The harsh caw of a jackdaw echoed, and we turned to find Hana perched on a pine tree, jeering.

“Krrch! Oh, dear,” he said. The laughter of his flock winked in and out of the darkness surrounding us. “Another Wailing Woman to find and more bones to dig. It appears that your week shall soon expire, little imugi, and then your eyes shall be ours. Perhaps we will be merciful and take your ears instead. You will not want them for the weeping ghosts to come.”

Heesu squeezed Ankor’s hand. “Give me leave to go, Oppa,” she whispered. “You know I am fastest.”

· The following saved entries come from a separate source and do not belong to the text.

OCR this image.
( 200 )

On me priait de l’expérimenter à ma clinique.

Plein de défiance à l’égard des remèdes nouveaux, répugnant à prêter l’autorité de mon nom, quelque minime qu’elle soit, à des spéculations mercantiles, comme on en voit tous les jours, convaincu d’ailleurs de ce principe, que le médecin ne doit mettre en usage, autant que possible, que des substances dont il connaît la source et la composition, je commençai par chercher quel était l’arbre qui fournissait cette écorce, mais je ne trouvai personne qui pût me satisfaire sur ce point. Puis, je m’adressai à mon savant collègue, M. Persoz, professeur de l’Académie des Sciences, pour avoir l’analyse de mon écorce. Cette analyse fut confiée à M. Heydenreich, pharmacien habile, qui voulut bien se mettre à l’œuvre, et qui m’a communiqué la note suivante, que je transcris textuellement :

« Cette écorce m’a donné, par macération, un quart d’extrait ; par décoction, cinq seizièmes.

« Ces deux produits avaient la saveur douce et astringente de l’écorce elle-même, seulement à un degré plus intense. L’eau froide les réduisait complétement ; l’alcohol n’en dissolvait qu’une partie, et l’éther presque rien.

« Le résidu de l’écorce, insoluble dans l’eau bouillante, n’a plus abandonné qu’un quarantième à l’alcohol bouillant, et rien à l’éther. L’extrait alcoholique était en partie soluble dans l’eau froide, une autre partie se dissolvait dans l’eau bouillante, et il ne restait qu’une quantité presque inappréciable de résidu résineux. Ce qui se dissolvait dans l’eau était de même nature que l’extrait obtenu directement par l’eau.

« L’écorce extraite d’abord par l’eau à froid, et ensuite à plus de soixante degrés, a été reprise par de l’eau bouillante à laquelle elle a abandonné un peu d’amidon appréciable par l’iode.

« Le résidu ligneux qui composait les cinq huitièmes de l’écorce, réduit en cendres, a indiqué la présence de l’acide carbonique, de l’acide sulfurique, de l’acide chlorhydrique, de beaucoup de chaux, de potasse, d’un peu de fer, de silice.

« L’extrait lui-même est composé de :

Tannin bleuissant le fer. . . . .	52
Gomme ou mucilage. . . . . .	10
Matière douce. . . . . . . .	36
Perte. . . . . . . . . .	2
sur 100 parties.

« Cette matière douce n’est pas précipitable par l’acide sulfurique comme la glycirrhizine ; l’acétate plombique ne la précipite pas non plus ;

Hana’s sharp ears picked up everything. “Please, by all means, try,” he said, sweeping a wing toward the west where the sun was beginning to gleam over the frosty peaks. “There is suffering. I love futile attempts to end it.”

“Oh, I don’t have to fly all the way to the Bohai Sea,” Heesu said, emerald scales enveloping her face and hands. Feathery wings burst free from her back, and her eyes darkened to the nut-brown hues of her inner Were. The Summer Dragon crooned at the flock of startled jackdaws and held up a glitzy, severely out-of-place Hello Kitty phone. “I just have to make it somewhere with cell service.”

A grin spread across my face. “Go call Sun Bin, Heesu,” Ankor encouraged and then caught my eye.

The jackdaws hurtled toward us, flapping and screeching. However, my ears had become so desensitized by the Wailing Woman that I didn’t flinch. Ankor flung up his hands, and the old, groaning stone of the Great Wall bent to his command, creating a shielding barrier. I dashed up the stone slab and jumped— By the time I hit the air, I was flying. Two gusts of wind from my wings were all it took to send the birds scattering.

Hana withstood the blast, but by then, it was too late. A green dragon whizzed across the face of the moon and morphed into the night.

***

At the end of our week in China, we four Celestial Dragons perched on “Old Dragon’s Head,” overlooking the Bohai Sea. Salty spray peppered our faces, and gulls circled the ancient fortress that marked an end to the Great Wall of China. One of many, I thought, thinking of the harsh sands, the snow-capped peaks, and the bamboo forests we had traversed to end up by the sea.